Determining ring of integers for $\mathbb{Q}[\sqrt{17}]$

Theorem: If $d\equiv 1\pmod{4}$, then $\mathcal{O}_{\mathbf{Q}[\sqrt{d}]}=\mathbf{Z}\left[\frac{-1+\sqrt{d}}{2}\right]$. Otherwise, $\mathcal{O}_{\mathbf{Q}[\sqrt{d}]}=\mathbf{Z}[\sqrt{d}]$.

Proof: Let $\alpha=r+s\sqrt{d}\in\mathbf{Q}(\sqrt{d})$. Then, $\alpha\in\mathcal{O}_{\mathbf{Q}[\sqrt{d}]}$ iff $2r, r^2-s^2d\in\mathbf{Z}$. Clearly $2r\in\mathbf{Z}$, so $4s^2d\in\mathbf{Z}$, and since $d$ is squarefree, $2s\in\mathbf{Z}$. Substituting $m=2r, n=2s$, we get $r^2-ds^2\in\mathbf{Z}\implies 4|(m^2-dn^2)$. Now, if $d\equiv 2,3\pmod{4}$, then $$m^2-dn^2\equiv m^2+2n^2, m^2+n^2\pmod{4}.$$ Note that for these to be divisible by $4$, we must have that $m,n$ are both even, which happens iff $r,s\in\mathbf{Z}$, so this takes care of the case where $d\not\equiv 1\pmod{4}$.

Now if $d\equiv 1\pmod{4}$, then $m^2-dn^2\equiv m^2-n^2\pmod{4}$, but since $4|(m^2-n^2)$ iff $m\equiv n\pmod{2}$, we get $$\mathcal{O}_{\mathbf{Q}(\sqrt{d})}=\left\{\frac{m+n\sqrt{d}}{2}:m\equiv n\pmod{2}\right\}.$$ Now, note that $$\frac{1}{2}(m+n\sqrt{d})=\frac{m+n}{2}+n\left(\frac{-1+\sqrt{d}}{2}\right).$$ Since $m$ and $n$ have the same parity, $\frac{m+n}{2}$ is an integer, so $\mathcal{O}_{\mathbf{Q}(\sqrt{d})}\subset \mathbf{Z}+\frac{-1+\sqrt{d}}{2}\mathbf{Z}$, and to see the reverse just note that since $d$ is of the shape $4k+1$, $\frac{1}{2}(-1+\sqrt{d})\in\mathcal{O}_{\mathbf{Q}(\sqrt{d})}$, so we're done. $\Box$

$17\equiv 1\pmod{4}$, so $\mathcal{O}_{\mathbf{Q}[\sqrt{17}]}=\mathbf{Z}\left[\frac{-1+\sqrt{17}}{2}\right]$.

Let $D$ be a squarefree number.
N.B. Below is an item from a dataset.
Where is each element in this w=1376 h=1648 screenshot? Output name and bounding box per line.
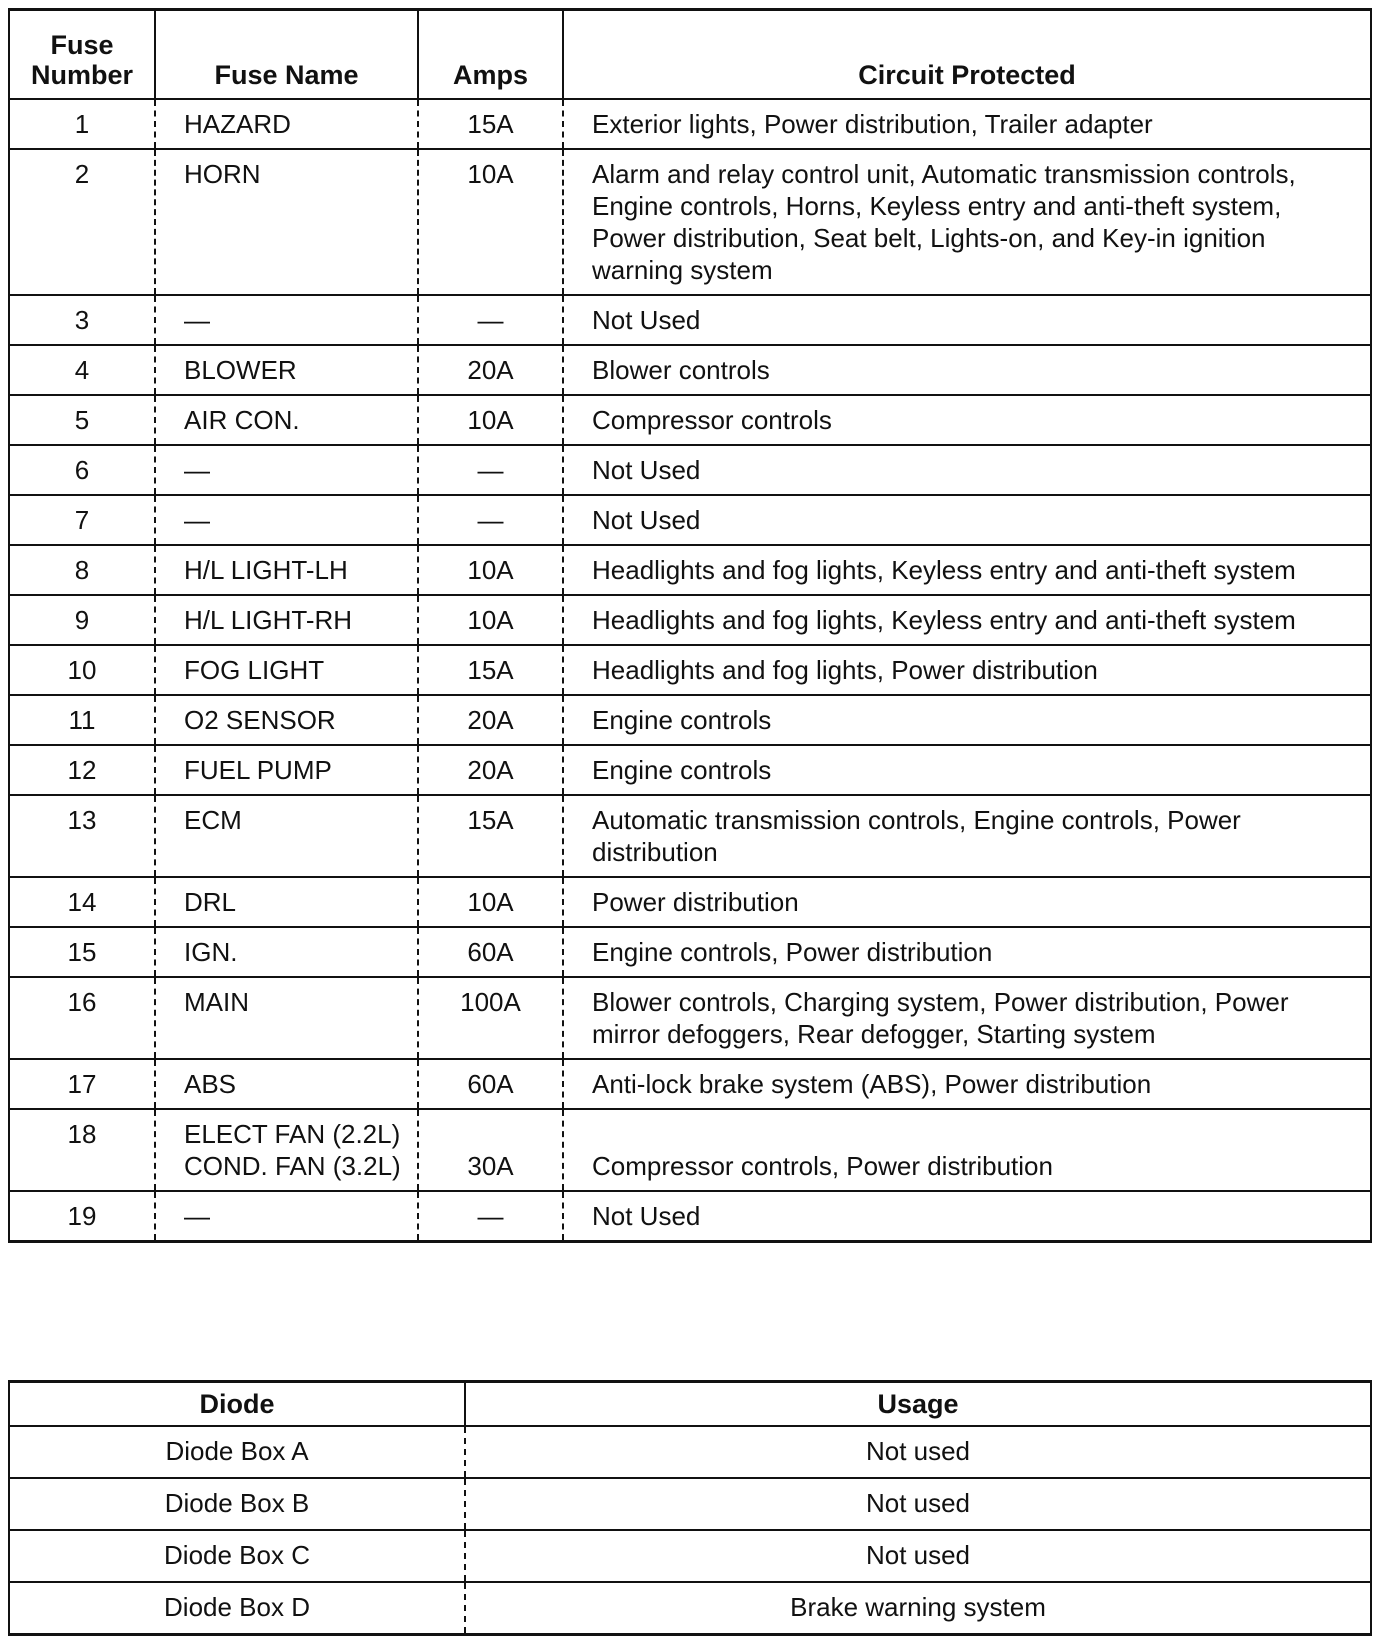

The element $a+b\sqrt{D}\in\Bbb Q(\sqrt{D})=K$ has minimal polynomial

$$x^2-2ax+(a^2-Db^2).$$

Thus $a+b\sqrt{d}\in{\cal O}_K\Leftrightarrow a\in\frac{1}{2}\Bbb Z,a^2-Db^2\in\Bbb Z$. If $b$ is not an integer, then can $a$ an integer? And, furthermore, what is the only possible denominator for $b$? Now try to show that $a,b$ can be the appropriate types of fractions if and only if $D$ is a quadratic residue mod $4$.